又平安文化が終焉していく中で京が無政府状況となって群盗横行、放火等苦慮する有様や宮づとめで天皇や上皇の動きに合わせて何度も衣装を変えついて歩く苦労等が延々と書かれています。

「二月六日 北辺毘沙門堂ノ南ニ群盗入ルト云々」
「七月四日 去ル夜、三条坊門猪隅ニ炎上アリト云々。(中略)群盗車ニ乗リ、入ラントス。距テ戦フノ間、火ヲ作ク。一町許リ焼ク」
「四月廿日 年号毎日改ムト雖モ、乱世ヲ改メザレバ、何ノ益カアラン」
「二月十五日 風雪。甚ダ寒ク・・。今朝、召シニ預カル遊君、各々ニハ衣裳ヲ賜フト云々。予ノ如キ貧人、此ノ中ニ入ラズ」
「五月廿六日 予、燈暗ク、目見エザル間、明日書キ進ラスベキ由、宗長・清範ニ触レテ退出ス。老眼疲レニ依リテナリ。御共ニ参ジテ退出ス。身体疲レ痛ム。辛苦極マリ無シ。久シク御前ニ座ス故ナリ。終夜病悩、須ク家ニ帰ルベシ」
「相励ムモ益無キノ身、奔走老身ノ身、病ト不具ト、心中更ニ為方(せんかた)無シ。妻子ヲ棄テ、家園ヲ離レテ、荒屋ニ臥ス。雨、寝所ニ漏ル。終夜無聊。浮生何レノ日ニカ、一善ヲ修セザラン。悲シキ哉。」
「一月九日 明後日行啓ニ参ズベシト。予云フ、行啓トハ何事ゾ。答エテ云フ、東宮ノ行啓ナリト。問ヒテ云フ、東宮トハ誰人ノ御事ゾヤト。」
「甚ダ由無キ官任ナリ」(何も「定家明月記私抄(全)」より)

冷泉家から本書の一部を借り受けたりしながら難解な本書を戦時中から四十数年間向き合い続けた著者の労作です。わからないなりに少し中世に触れた気分です。
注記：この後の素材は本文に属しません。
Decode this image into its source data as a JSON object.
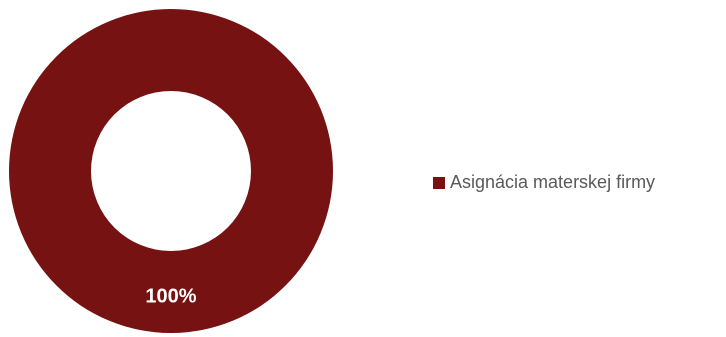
{
  "chart_data": {
    "type": "pie",
    "variant": "donut",
    "title": "",
    "slices": [
      {
        "name": "Asignácia materskej firmy",
        "value": 100,
        "label": "100%",
        "color": "#761212"
      }
    ],
    "legend": {
      "placement": "right",
      "entries": [
        "Asignácia materskej firmy"
      ]
    }
  }
}
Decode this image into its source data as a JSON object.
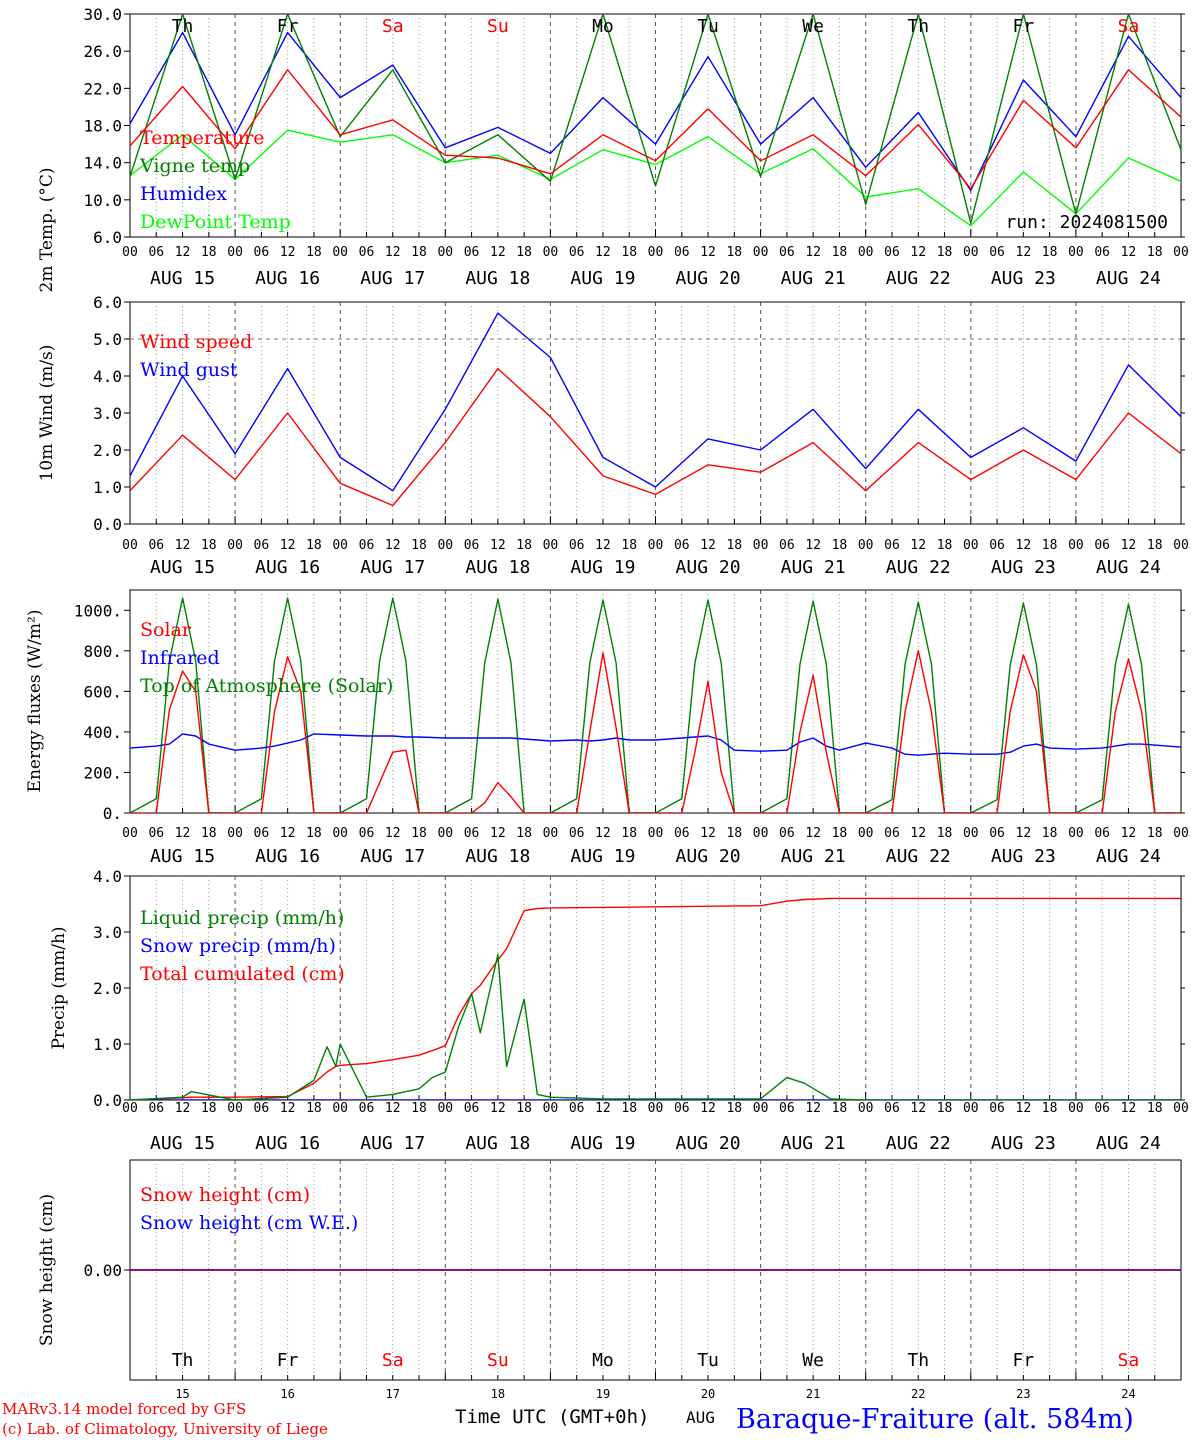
{
  "chart_data": [
    {
      "type": "line",
      "ylabel": "2m Temp. (°C)",
      "ylim": [
        6.0,
        30.0
      ],
      "yticks": [
        "30.0",
        "26.0",
        "22.0",
        "18.0",
        "14.0",
        "10.0",
        "6.0"
      ],
      "annotation": "run: 2024081500",
      "grid": "vertical dotted lines every 6 hours, dashed lines at day boundaries",
      "x": [
        0,
        12,
        24,
        36,
        48,
        60,
        72,
        84,
        96,
        108,
        120,
        132,
        144,
        156,
        168,
        180,
        192,
        204,
        216,
        228,
        240
      ],
      "series": [
        {
          "name": "Temperature",
          "color": "#ff0000",
          "values": [
            15.8,
            22.2,
            15.5,
            24.0,
            17.0,
            18.6,
            14.8,
            14.5,
            12.8,
            17.0,
            14.2,
            19.8,
            14.2,
            17.0,
            12.6,
            18.1,
            11.2,
            20.7,
            15.6,
            24.0,
            18.9
          ]
        },
        {
          "name": "Vigne temp",
          "color": "#008000",
          "values": [
            12.5,
            30.0,
            12.2,
            30.0,
            16.8,
            24.0,
            14.0,
            17.0,
            12.0,
            30.0,
            11.5,
            30.0,
            12.5,
            30.0,
            9.5,
            30.0,
            7.5,
            30.0,
            8.5,
            30.0,
            15.4
          ]
        },
        {
          "name": "Humidex",
          "color": "#0000ff",
          "values": [
            18.2,
            28.0,
            17.0,
            28.0,
            21.0,
            24.5,
            15.6,
            17.8,
            15.0,
            21.0,
            16.0,
            25.4,
            16.0,
            21.0,
            13.5,
            19.4,
            11.0,
            22.9,
            16.8,
            27.6,
            21.0
          ]
        },
        {
          "name": "DewPoint Temp",
          "color": "#00ff00",
          "values": [
            12.6,
            17.0,
            12.2,
            17.5,
            16.2,
            17.0,
            14.0,
            14.8,
            12.2,
            15.4,
            13.8,
            16.8,
            12.8,
            15.5,
            10.3,
            11.2,
            7.2,
            13.0,
            8.5,
            14.5,
            12.0
          ]
        }
      ]
    },
    {
      "type": "line",
      "ylabel": "10m Wind (m/s)",
      "ylim": [
        0.0,
        6.0
      ],
      "yticks": [
        "6.0",
        "5.0",
        "4.0",
        "3.0",
        "2.0",
        "1.0",
        "0.0"
      ],
      "x": [
        0,
        12,
        24,
        36,
        48,
        60,
        72,
        84,
        96,
        108,
        120,
        132,
        144,
        156,
        168,
        180,
        192,
        204,
        216,
        228,
        240
      ],
      "series": [
        {
          "name": "Wind speed",
          "color": "#ff0000",
          "values": [
            0.9,
            2.4,
            1.2,
            3.0,
            1.1,
            0.5,
            2.2,
            4.2,
            2.9,
            1.3,
            0.8,
            1.6,
            1.4,
            2.2,
            0.9,
            2.2,
            1.2,
            2.0,
            1.2,
            3.0,
            1.9
          ]
        },
        {
          "name": "Wind gust",
          "color": "#0000ff",
          "values": [
            1.3,
            4.0,
            1.9,
            4.2,
            1.8,
            0.9,
            3.1,
            5.7,
            4.5,
            1.8,
            1.0,
            2.3,
            2.0,
            3.1,
            1.5,
            3.1,
            1.8,
            2.6,
            1.7,
            4.3,
            2.9
          ]
        }
      ]
    },
    {
      "type": "line",
      "ylabel": "Energy fluxes (W/m²)",
      "ylim": [
        0,
        1100
      ],
      "yticks": [
        "1000.",
        "800.",
        "600.",
        "400.",
        "200.",
        "0."
      ],
      "x": [
        0,
        6,
        9,
        12,
        15,
        18,
        24,
        30,
        33,
        36,
        39,
        42,
        48,
        54,
        57,
        60,
        63,
        66,
        72,
        78,
        81,
        84,
        87,
        90,
        96,
        102,
        105,
        108,
        111,
        114,
        120,
        126,
        129,
        132,
        135,
        138,
        144,
        150,
        153,
        156,
        159,
        162,
        168,
        174,
        177,
        180,
        183,
        186,
        192,
        198,
        201,
        204,
        207,
        210,
        216,
        222,
        225,
        228,
        231,
        234,
        240
      ],
      "series": [
        {
          "name": "Solar",
          "color": "#ff0000",
          "values": [
            0,
            0,
            510,
            700,
            600,
            0,
            0,
            0,
            500,
            770,
            600,
            0,
            0,
            0,
            150,
            300,
            310,
            0,
            0,
            0,
            50,
            150,
            80,
            0,
            0,
            0,
            400,
            790,
            420,
            0,
            0,
            0,
            300,
            650,
            200,
            0,
            0,
            0,
            400,
            680,
            300,
            0,
            0,
            0,
            500,
            800,
            500,
            0,
            0,
            0,
            500,
            780,
            600,
            0,
            0,
            0,
            500,
            760,
            500,
            0,
            0
          ]
        },
        {
          "name": "Infrared",
          "color": "#0000ff",
          "values": [
            320,
            330,
            340,
            390,
            380,
            340,
            310,
            320,
            330,
            345,
            360,
            390,
            385,
            380,
            380,
            380,
            375,
            375,
            370,
            370,
            370,
            370,
            370,
            365,
            355,
            360,
            355,
            360,
            370,
            360,
            360,
            370,
            375,
            380,
            360,
            310,
            305,
            310,
            350,
            370,
            330,
            310,
            345,
            320,
            290,
            285,
            290,
            295,
            290,
            290,
            300,
            330,
            340,
            320,
            315,
            320,
            330,
            340,
            340,
            335,
            325
          ]
        },
        {
          "name": "Top of Atmosphere (Solar)",
          "color": "#008000",
          "values": [
            0,
            70,
            750,
            1060,
            750,
            0,
            0,
            70,
            750,
            1060,
            750,
            0,
            0,
            70,
            750,
            1060,
            750,
            0,
            0,
            70,
            740,
            1055,
            740,
            0,
            0,
            70,
            740,
            1050,
            740,
            0,
            0,
            70,
            740,
            1050,
            740,
            0,
            0,
            70,
            735,
            1045,
            735,
            0,
            0,
            65,
            735,
            1040,
            735,
            0,
            0,
            65,
            730,
            1035,
            730,
            0,
            0,
            65,
            730,
            1030,
            730,
            0,
            0
          ]
        }
      ]
    },
    {
      "type": "line",
      "ylabel": "Precip (mm/h)",
      "ylim": [
        0.0,
        4.0
      ],
      "yticks": [
        "4.0",
        "3.0",
        "2.0",
        "1.0",
        "0.0"
      ],
      "x": [
        0,
        12,
        14,
        24,
        36,
        42,
        45,
        47,
        48,
        54,
        60,
        66,
        69,
        72,
        75,
        78,
        80,
        84,
        86,
        90,
        93,
        96,
        108,
        120,
        144,
        150,
        154,
        160,
        168,
        192,
        216,
        240
      ],
      "series": [
        {
          "name": "Liquid precip (mm/h)",
          "color": "#008000",
          "values": [
            0,
            0.05,
            0.15,
            0,
            0.05,
            0.35,
            0.95,
            0.6,
            1.0,
            0.05,
            0.1,
            0.2,
            0.4,
            0.5,
            1.3,
            1.9,
            1.2,
            2.6,
            0.6,
            1.8,
            0.1,
            0.05,
            0.02,
            0.02,
            0.02,
            0.4,
            0.3,
            0.02,
            0,
            0,
            0,
            0
          ]
        },
        {
          "name": "Snow precip (mm/h)",
          "color": "#0000ff",
          "values": [
            0,
            0,
            0,
            0,
            0,
            0,
            0,
            0,
            0,
            0,
            0,
            0,
            0,
            0,
            0,
            0,
            0,
            0,
            0,
            0,
            0,
            0,
            0,
            0,
            0,
            0,
            0,
            0,
            0,
            0,
            0,
            0
          ]
        },
        {
          "name": "Total cumulated (cm)",
          "color": "#ff0000",
          "values": [
            0,
            0.04,
            0.05,
            0.05,
            0.06,
            0.3,
            0.5,
            0.6,
            0.62,
            0.65,
            0.72,
            0.8,
            0.88,
            0.97,
            1.5,
            1.9,
            2.05,
            2.5,
            2.7,
            3.38,
            3.42,
            3.43,
            3.44,
            3.45,
            3.47,
            3.55,
            3.58,
            3.6,
            3.6,
            3.6,
            3.6,
            3.6
          ]
        }
      ]
    },
    {
      "type": "line",
      "ylabel": "Snow height (cm)",
      "ytick": "0.00",
      "x": [
        0,
        240
      ],
      "series": [
        {
          "name": "Snow height (cm)",
          "color": "#ff0000",
          "values": [
            0,
            0
          ]
        },
        {
          "name": "Snow height (cm W.E.)",
          "color": "#0000ff",
          "values": [
            0,
            0
          ]
        }
      ]
    }
  ],
  "weekdays": [
    "Th",
    "Fr",
    "Sa",
    "Su",
    "Mo",
    "Tu",
    "We",
    "Th",
    "Fr",
    "Sa"
  ],
  "weekday_colors": [
    "#000000",
    "#000000",
    "#ff0000",
    "#ff0000",
    "#000000",
    "#000000",
    "#000000",
    "#000000",
    "#000000",
    "#ff0000"
  ],
  "date_labels": [
    "AUG 15",
    "AUG 16",
    "AUG 17",
    "AUG 18",
    "AUG 19",
    "AUG 20",
    "AUG 21",
    "AUG 22",
    "AUG 23",
    "AUG 24"
  ],
  "hour_ticks": [
    "00",
    "06",
    "12",
    "18"
  ],
  "hour_tick_end": "00",
  "day_numbers": [
    "15",
    "16",
    "17",
    "18",
    "19",
    "20",
    "21",
    "22",
    "23",
    "24"
  ],
  "footer": {
    "model_line": "MARv3.14 model forced by GFS",
    "credit_line": "(c) Lab. of Climatology, University of Liege",
    "time_axis": "Time UTC (GMT+0h)",
    "month": "AUG",
    "station": "Baraque-Fraiture (alt. 584m)"
  }
}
「歌人藤原定家の日記『明月記』の國書刊行会版(明治四十四年刊)を手にしたのは、戦時中のことであった。また、藤原定家の和歌の中に、世界文学においての、最高水準に達したものがあることに気付いたのも同じく戦時中の事であった。しかしこの歌人の『明月記』は、いわば幻の書であった。多くの人がその存在をしり、それが晦渋な漢文で書かれているために、通して読む人はほとんどいなくて、しかもこの日記からの引用文ばかりが国文学や国史の研究書に実に頻繁に引用されている。あたかも『明月記』は、部分引用されるためだけに存在してるかの観があった。誰もがその名を知りながら、少数の専門家を除いては、誰もが読み通したことがないという、それは異様な幻の書であった。戦時中から四十数年間、私はぼつぼつとこの幻と付き合って来た。定家が三十歳になったところを、三十歳の私が読み、定家が五十歳のところを、五十歳の私が読み、という風にして付き合って来た・・・。」(「定家明月記私抄(全)」後記ー幻の書 より)

宮崎駿監督が自分の映画で最も影響を受けたのは堀田善衞氏だそうです。